Am 7. Mai 1892 wurde die Aquilana als Selbsthilfeorganisation und Betriebskrankenkasse der BBC-Arbeiter gegründet. Heute ist die Aquilana ein modernes und selbstständiges Versicherungsunternehmen mit 39 Mitarbeitenden und rund 43 000 versicherten Personen. An der 124. ordentlichen Generalversammlung im Tägi in Wettingen präsentierte Finanzchef Werner Stoller einen erfreulichen Jahresbericht 2016. Höhere Prämieneinnahmen, erfreuliche Rendite der Finanzanlagen sowie schwächer gestiegene Kosten sorgen für ein finanzielles und komfortables Polster für die Zukunft. Die Reservequote ist mit 26,1 Prozent weit über der gesetzlich vorgeschriebenen Limite, während die KVG-Solvenzquote bei beachtlichen 177 Prozent liegt.

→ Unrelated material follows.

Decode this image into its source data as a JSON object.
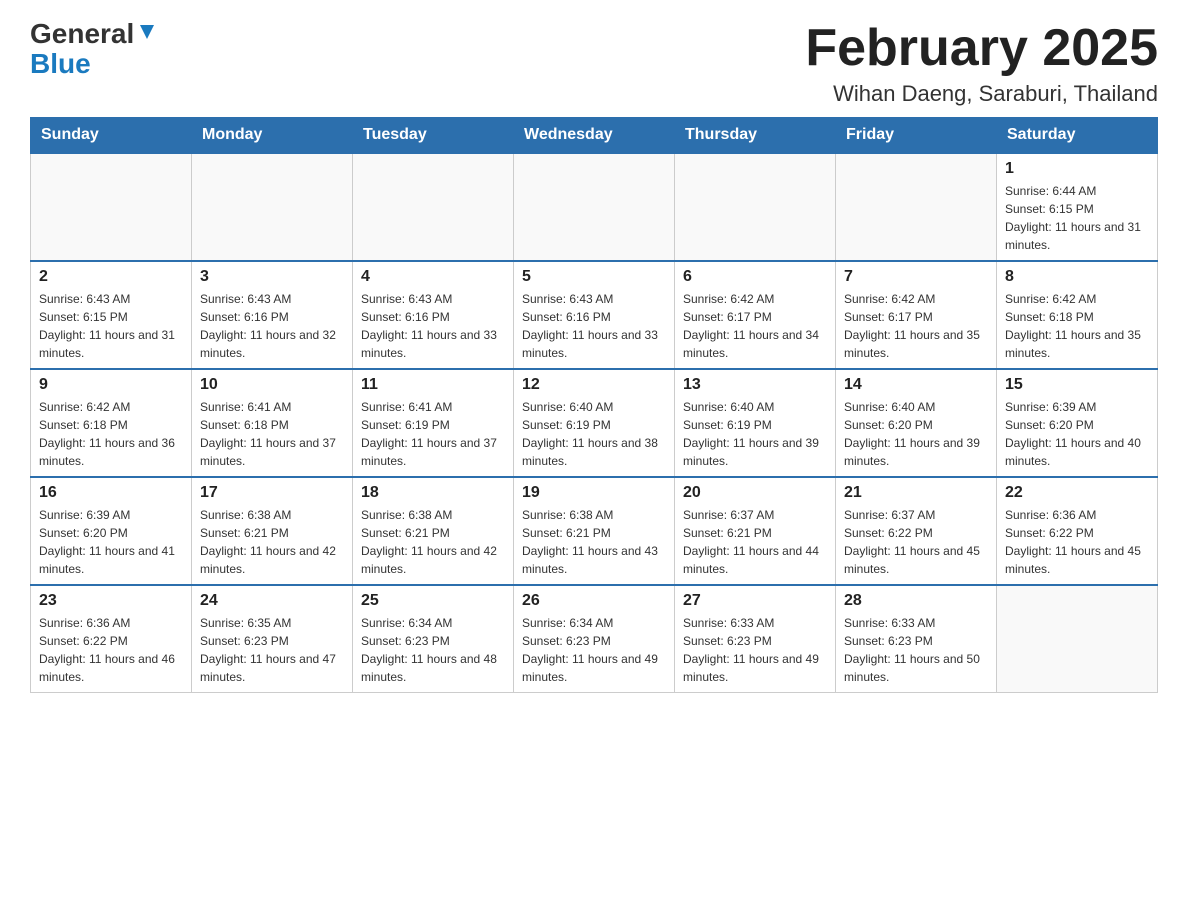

«Mit einem sehr kostenbewussten operativen Betrieb ist unser Unternehmen kerngesund», zeigte sich Stoller erfreut. Auch für das laufende Jahr wird wiederum ein positives Ergebnis erwartet. Im Rahmen der Gesamterneuerungswahlen wurden die fünf bisherigen Verwaltungsräte Josef Schuler, Hans Rudolf Matter, Reto B. Müller und Mark Schönenberger sowie Verwaltungsrats-Präsident Dieter Boesch für eine weitere Amtsperiode bis 2021 einstimmig bestätigt. Nach 27 Dienstjahren wurde Franz X. Marty aus Killwangen und nach 25 Dienstjahren Walter Menzi aus Jona mit je einem Geschenk sowie einem Blumenstrauss gebührend verabschiedet.

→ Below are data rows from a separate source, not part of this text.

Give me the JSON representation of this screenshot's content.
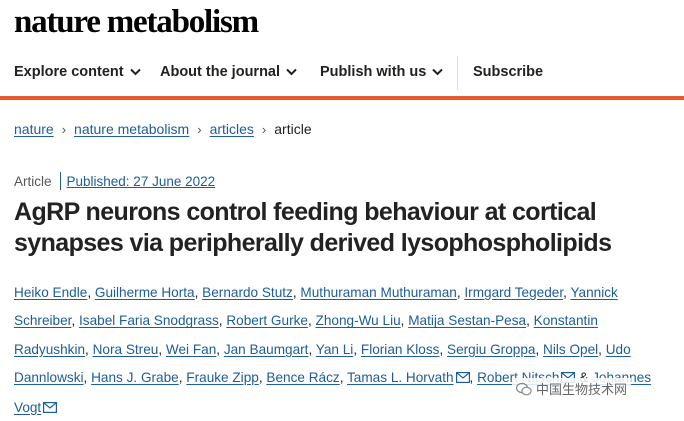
{
  "logo": "nature metabolism",
  "nav": {
    "items": [
      "Explore content",
      "About the journal",
      "Publish with us"
    ],
    "subscribe": "Subscribe"
  },
  "breadcrumb": {
    "items": [
      "nature",
      "nature metabolism",
      "articles"
    ],
    "current": "article"
  },
  "article": {
    "type": "Article",
    "published": "Published: 27 June 2022",
    "title": "AgRP neurons control feeding behaviour at cortical synapses via peripherally derived lysophospholipids"
  },
  "authors": [
    "Heiko Endle",
    "Guilherme Horta",
    "Bernardo Stutz",
    "Muthuraman Muthuraman",
    "Irmgard Tegeder",
    "Yannick Schreiber",
    "Isabel Faria Snodgrass",
    "Robert Gurke",
    "Zhong-Wu Liu",
    "Matija Sestan-Pesa",
    "Konstantin Radyushkin",
    "Nora Streu",
    "Wei Fan",
    "Jan Baumgart",
    "Yan Li",
    "Florian Kloss",
    "Sergiu Groppa",
    "Nils Opel",
    "Udo Dannlowski",
    "Hans J. Grabe",
    "Frauke Zipp",
    "Bence Rácz",
    "Tamas L. Horvath",
    "Robert Nitsch",
    "Johannes Vogt"
  ],
  "authors_ampersand": "&",
  "watermark": "中国生物技术网"
}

Einstimmig neu in den Verwaltungsrat gewählt wurden der 52-jährige Philippe Scheuzger aus Baden sowie die 44-jährige Karina Candrian aus Uitikon-Waldegg. «Mit Karina Candrian verfügt der Verwaltungsrat wieder über eine weibliche Person in seinen Reihen», stellte Dieter Boesch klar. Nach einer ruhigen und speditiven Generalversammlung wurde die Geburtstagsfeier mit einem Unterhaltungsteil abgerundet.